Le Samourai Remake??? Please No!

What the hell is going on here??? /film reports that John Woo wants to remake Jean-Pierre Melville's Le Samouraï. My response is simply NO. Stop this nonsense. Think of something else.

For those of you who don't know, Le Samouraï (1967) is a film starring Alain Delon, in one of his most memorable roles, as a contract killer with the distinction and poise of a samurai warrior. I own this on criterion and its one of my favorites. Criterion describes the film quite perfectly as: "A razor-sharp cocktail of 1940s American gangster cinema and 1960s French pop culture..." It's too plain to say but this film is just cool. It's just too perfectly cool. Alain Delon defines a history of assassins on film in this feature and does so in a performance met by no other. And despite the comment below the film is gorgeous, subtle, simple, but gorgeous, without even trying, which makes it brilliant.
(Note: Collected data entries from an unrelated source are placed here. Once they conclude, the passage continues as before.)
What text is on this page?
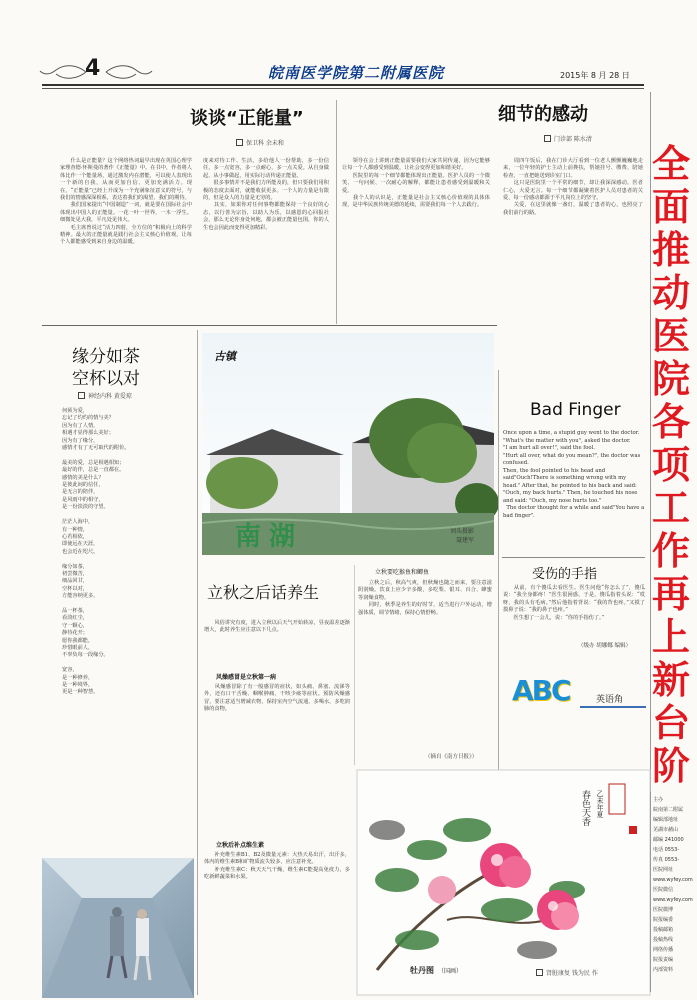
4	皖南医学院第二附属医院	2015年 8 月 28 日
全面推动医院各项工作再上新台阶
谈谈“正能量”
保卫科 余未和
　　什么是正能量？这个网络热词最早出现在英国心理学家理查德·怀斯曼的著作《正能量》中。在书中，作者将人体比作一个能量场，通过激发内在潜能，可以使人表现出一个新的自我，从而更加自信、更加充满活力。现在，“正能量”已经上升成为一个充满象征意义的符号，与我们的情感深深相系，表达着我们的渴望、我们的期待。
　　我们国家提出“中国制造”一词，就是要在国际社会中体现出中国人的正能量。一花一叶一世界，一木一浮生。细微处见大我，平凡处见伟大。
　　毛主席曾说过“活力四射，全方位的”积极向上的科学精神。最大的正能量就是践行社会主义核心价值观，让每个人都能感受到来自身边的温暖。
度来对待工作、生活，多给他人一份帮助，多一份信任，多一点宽容，多一点耐心，多一点关爱。从自身做起，从小事做起，用实际行动传递正能量。
　　很多事情并不是我们力所能及的，但只要我们用积极的态度去面对，就能收获更多。一个人的力量是有限的，但是众人的力量是无穷的。
　　其实，如果你对任何事物都能保持一个良好的心态，以行善为宗旨，以助人为乐，以感恩的心回报社会，那么无论你身处何地，都会被正能量包围，你的人生也会因此而变得更加精彩。
细节的感动
门诊部 陈水清
　　领导在会上讲到正能量需要我们大家共同传递，因为它能够让每一个人都感受到温暖，让社会变得更加和谐美好。
　　医院里的每一个细节都能体现出正能量。医护人员的一个微笑、一句问候、一次耐心的解释，都能让患者感受到温暖和关爱。
　　我个人的认识是，正能量是社会主义核心价值观的具体体现，是中华民族传统美德的延续，需要我们每一个人去践行。
　　周四午饭后，我在门诊大厅看到一位老人颤颤巍巍地走来，一位年轻的护士主动上前搀扶，帮她挂号、缴费、陪她检查，一直把她送到诊室门口。
　　这只是医院里一个平常的细节，却让我深深感动。医者仁心，大爱无言。每一个细节都凝聚着医护人员对患者的关爱，每一份感动都源于平凡岗位上的坚守。
　　关爱，在这里就像一盏灯，温暖了患者的心，也照亮了我们前行的路。
缘分如茶
空杯以对
神经内科 黄爱琼
何须为爱，
忘记了灼灼的情与美？
因为有了人情，
相遇才显得那么美好；
因为有了缘分，
感情才有了无可取代的附价。

最美的爱，总是相遇相知；
最好的伴，总是一直都在。
感情的美是什么？
是彼此间的信任，
是无言的陪伴，
是风雨中的相守，
是一份淡淡的守望。

茫茫人海中，
有一种情，
心若相依，
即使远在天涯，
也会近在咫尺。

缘分如茶，
初尝微苦，
细品回甘，
空杯以对，
方能容纳更多。

品一杯茶，
看淡红尘，
守一颗心，
静待花开；
愿你我都能，
珍惜眼前人，
不辜负每一段缘分。

宽容，
是一种修养，
是一种境界，
更是一种智慧。
古镇
南湖	刘头摄影
聂建军
立秋之后话养生
　　风俗讲究有度，进入立秋以后天气开始转凉，昼夜温差逐渐增大，此时养生应注意以下几点。
风燥感冒是立秋第一病
　　风燥感冒除了有一般感冒的症状，如头痛、鼻塞、流涕等外，还有口干舌燥、咽喉肿痛、干咳少痰等症状。预防风燥感冒，要注意适当增减衣物，保持室内空气流通，多喝水，多吃润肺的食物。
立秋后补点维生素
　　补充维生素B1、B2及微量元素：大热天易出汗，出汗多，体内的维生素B和矿物质流失较多，应注意补充。
　　补充维生素C：秋天天气干燥，维生素C能提高免疫力，多吃新鲜蔬菜和水果。
立秋要吃猴鱼和鲫鱼
　　立秋之后，秋高气爽，但秋燥也随之而来，要注意滋阴润燥。饮食上应少辛多酸，多吃梨、银耳、百合、蜂蜜等润燥食物。
　　同时，秋季是养生的好时节，适当进行户外运动，增强体质，调节情绪，保持心情舒畅。
（摘自《南方日报》）
春色天香 乙未年夏
牡丹图 （国画）	肾脏康复 钱为民 作
Bad Finger
Once upon a time, a stupid guy went to the doctor.
"What's the matter with you", asked the doctor.
"I am hurt all over!", said the fool.
"Hurt all over, what do you mean?", the doctor was confused.
Then, the fool pointed to his head and said"Ouch!There is something wrong with my head." After that, he pointed to his back and said: "Ouch, my back hurts." Then, he touched his nose and said: "Ouch, my nose hurts too."
The doctor thought for a while and said"You have a bad finger".
受伤的手指
　　从前，有个傻瓜去看医生。医生问他“你怎么了”，傻瓜说：“我全身都疼！”医生很困惑。于是，傻瓜指着头说：“哎呀，我的头有毛病。”然后他指着背说：“我的背也疼。”又摸了摸鼻子说：“我的鼻子也疼。”
　　医生想了一会儿，说：“你的手指伤了。”
（级办 胡娜娜 编辑）
ABC	英语角
主办
皖南第二附属
编辑部地址
芜湖市赭山
邮编 241000
电话 0553-
传真 0553-
医院网址
www.wyfey.com
医院微信
www.wyfey.com
医院微博
院报编委
投稿邮箱
投稿热线
网络传播
院报责编
内部资料
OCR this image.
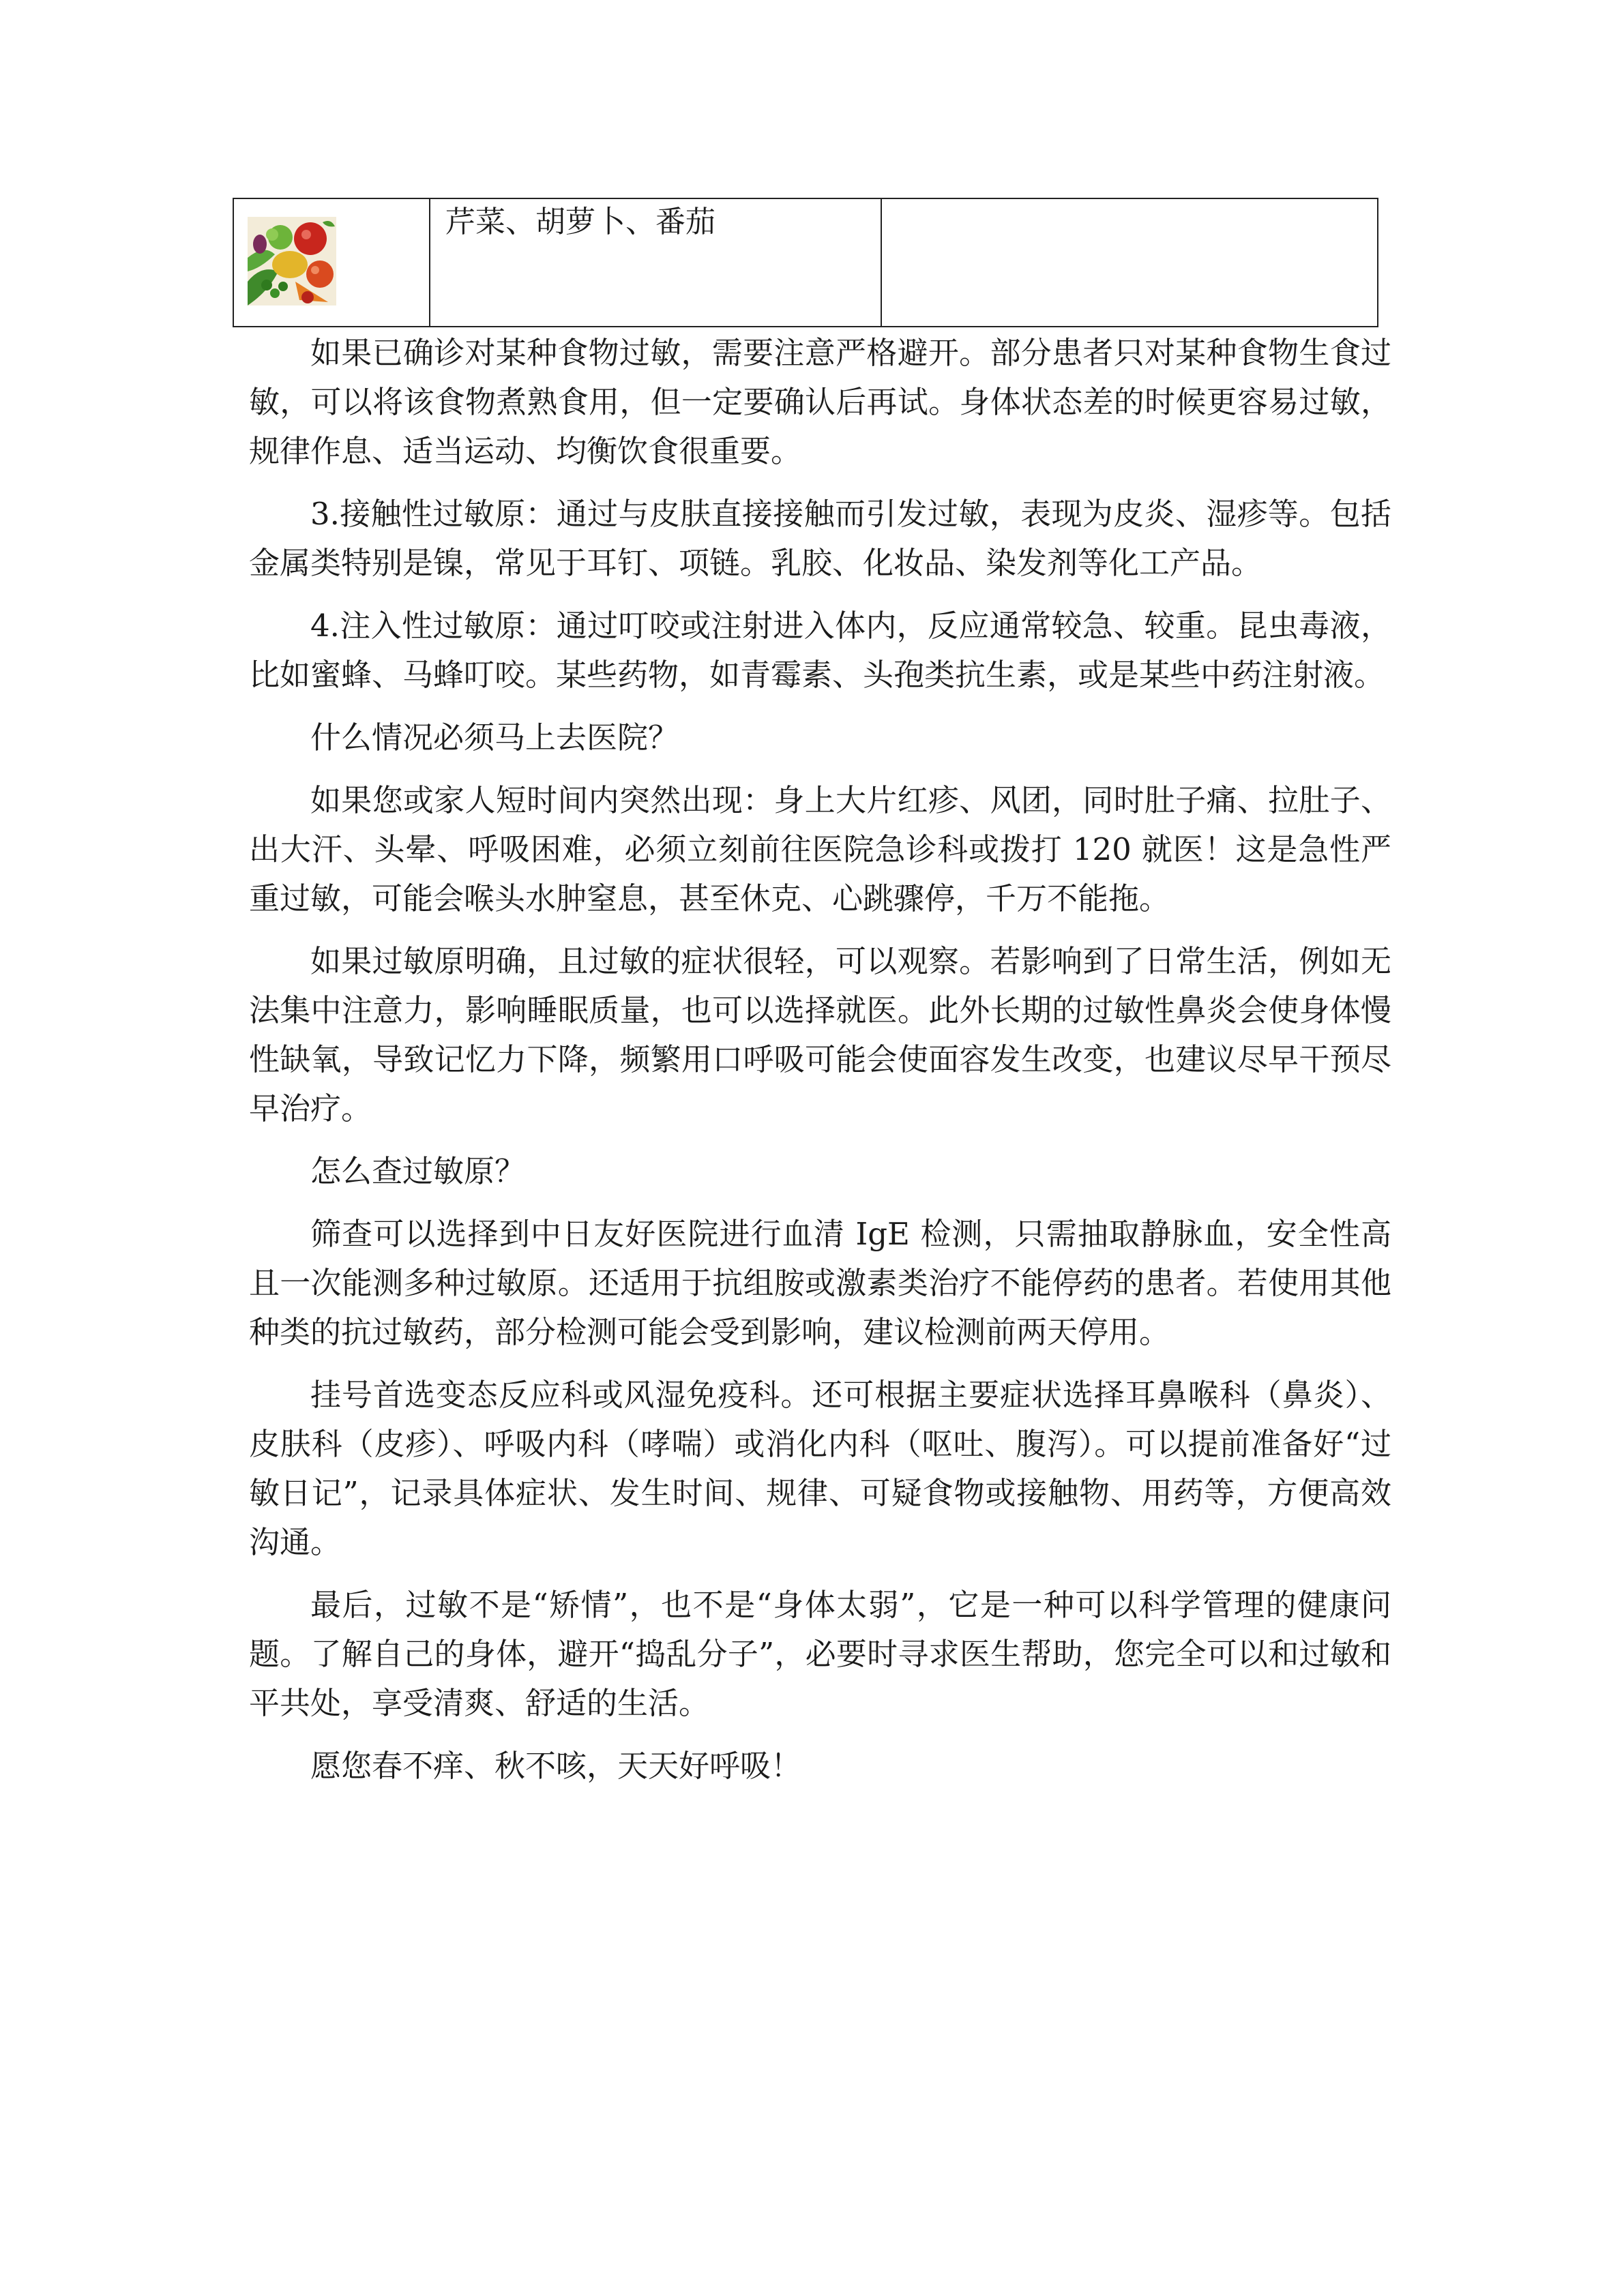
芹菜、胡萝卜、番茄

如果已确诊对某种食物过敏，需要注意严格避开。部分患者只对某种食物生食过敏，可以将该食物煮熟食用，但一定要确认后再试。身体状态差的时候更容易过敏，规律作息、适当运动、均衡饮食很重要。

3.接触性过敏原：通过与皮肤直接接触而引发过敏，表现为皮炎、湿疹等。包括金属类特别是镍，常见于耳钉、项链。乳胶、化妆品、染发剂等化工产品。

4.注入性过敏原：通过叮咬或注射进入体内，反应通常较急、较重。昆虫毒液，比如蜜蜂、马蜂叮咬。某些药物，如青霉素、头孢类抗生素，或是某些中药注射液。

什么情况必须马上去医院？

如果您或家人短时间内突然出现：身上大片红疹、风团，同时肚子痛、拉肚子、出大汗、头晕、呼吸困难，必须立刻前往医院急诊科或拨打 120 就医！这是急性严重过敏，可能会喉头水肿窒息，甚至休克、心跳骤停，千万不能拖。

如果过敏原明确，且过敏的症状很轻，可以观察。若影响到了日常生活，例如无法集中注意力，影响睡眠质量，也可以选择就医。此外长期的过敏性鼻炎会使身体慢性缺氧，导致记忆力下降，频繁用口呼吸可能会使面容发生改变，也建议尽早干预尽早治疗。

怎么查过敏原？

筛查可以选择到中日友好医院进行血清 IgE 检测，只需抽取静脉血，安全性高且一次能测多种过敏原。还适用于抗组胺或激素类治疗不能停药的患者。若使用其他种类的抗过敏药，部分检测可能会受到影响，建议检测前两天停用。

挂号首选变态反应科或风湿免疫科。还可根据主要症状选择耳鼻喉科（鼻炎）、皮肤科（皮疹）、呼吸内科（哮喘）或消化内科（呕吐、腹泻）。可以提前准备好“过敏日记”，记录具体症状、发生时间、规律、可疑食物或接触物、用药等，方便高效沟通。

最后，过敏不是“矫情”，也不是“身体太弱”，它是一种可以科学管理的健康问题。了解自己的身体，避开“捣乱分子”，必要时寻求医生帮助，您完全可以和过敏和平共处，享受清爽、舒适的生活。

愿您春不痒、秋不咳，天天好呼吸！
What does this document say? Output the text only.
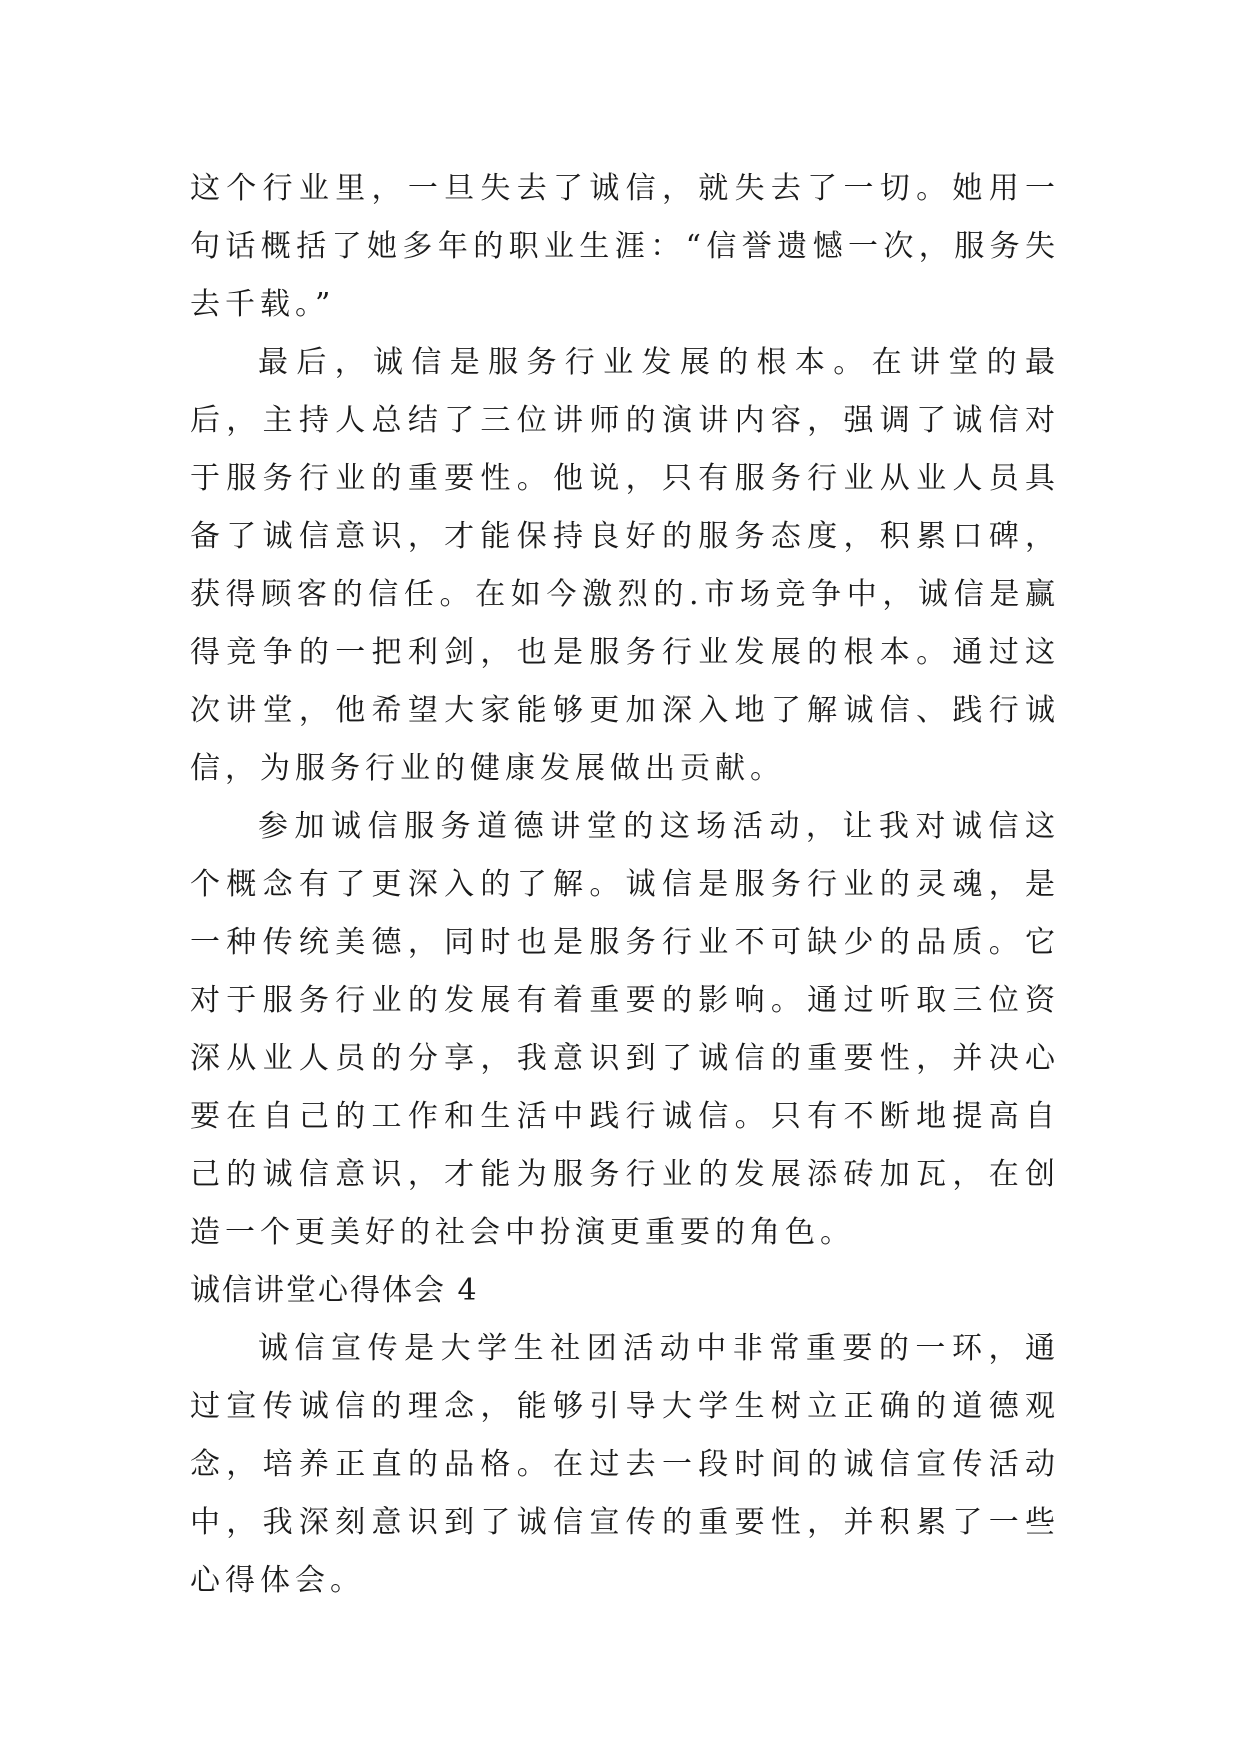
这个行业里，一旦失去了诚信，就失去了一切。她用一句话概括了她多年的职业生涯：“信誉遗憾一次，服务失去千载。”

最后，诚信是服务行业发展的根本。在讲堂的最后，主持人总结了三位讲师的演讲内容，强调了诚信对于服务行业的重要性。他说，只有服务行业从业人员具备了诚信意识，才能保持良好的服务态度，积累口碑，获得顾客的信任。在如今激烈的.市场竞争中，诚信是赢得竞争的一把利剑，也是服务行业发展的根本。通过这次讲堂，他希望大家能够更加深入地了解诚信、践行诚信，为服务行业的健康发展做出贡献。

参加诚信服务道德讲堂的这场活动，让我对诚信这个概念有了更深入的了解。诚信是服务行业的灵魂，是一种传统美德，同时也是服务行业不可缺少的品质。它对于服务行业的发展有着重要的影响。通过听取三位资深从业人员的分享，我意识到了诚信的重要性，并决心要在自己的工作和生活中践行诚信。只有不断地提高自己的诚信意识，才能为服务行业的发展添砖加瓦，在创造一个更美好的社会中扮演更重要的角色。

诚信讲堂心得体会 4

诚信宣传是大学生社团活动中非常重要的一环，通过宣传诚信的理念，能够引导大学生树立正确的道德观念，培养正直的品格。在过去一段时间的诚信宣传活动中，我深刻意识到了诚信宣传的重要性，并积累了一些心得体会。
Let me give you some words from the director himself. Melville said about Le Samouraï: “I don’t want to situate my heroes in time; I don’t want the action of a film to be recognizable as something that happens in 1968. That’s why in Le samouraï, for example, the women aren’t wearing miniskirts, while the men are wearing hats—something, unfortunately, that no one does anymore. I’m not interested in realism. All my films hinge on the fantastic. I’m not a documentarian; a film is first and foremost a dream, and it’s absurd to copy life in an attempt to produce an exact re-creation of it. Transposition is more or less a reflex with me: I move from realism to fantasy without the spectator ever noticing.”

Now please tell me how Mr. Woo plans on achieving anything quite like this? Has he seen his own films? I think not. Either way I urge seasoned filmmakers to take the time to sit down, read something, or maybe even just stare at some nature, but please don't make films you cannot live up to. Let's leave em where they stood. You want to honor it and bring it to the new generation? Fine. But do it in another fashion. Re-release, or do a lil party to commemorate. You want it to inspire your work? Fine. Let it, enjoy, nothing is truly authentic anymore. But please don't think that you can take on the task of remaking something that cannot ever be duplicated. Don't do it. I hope this never transpires.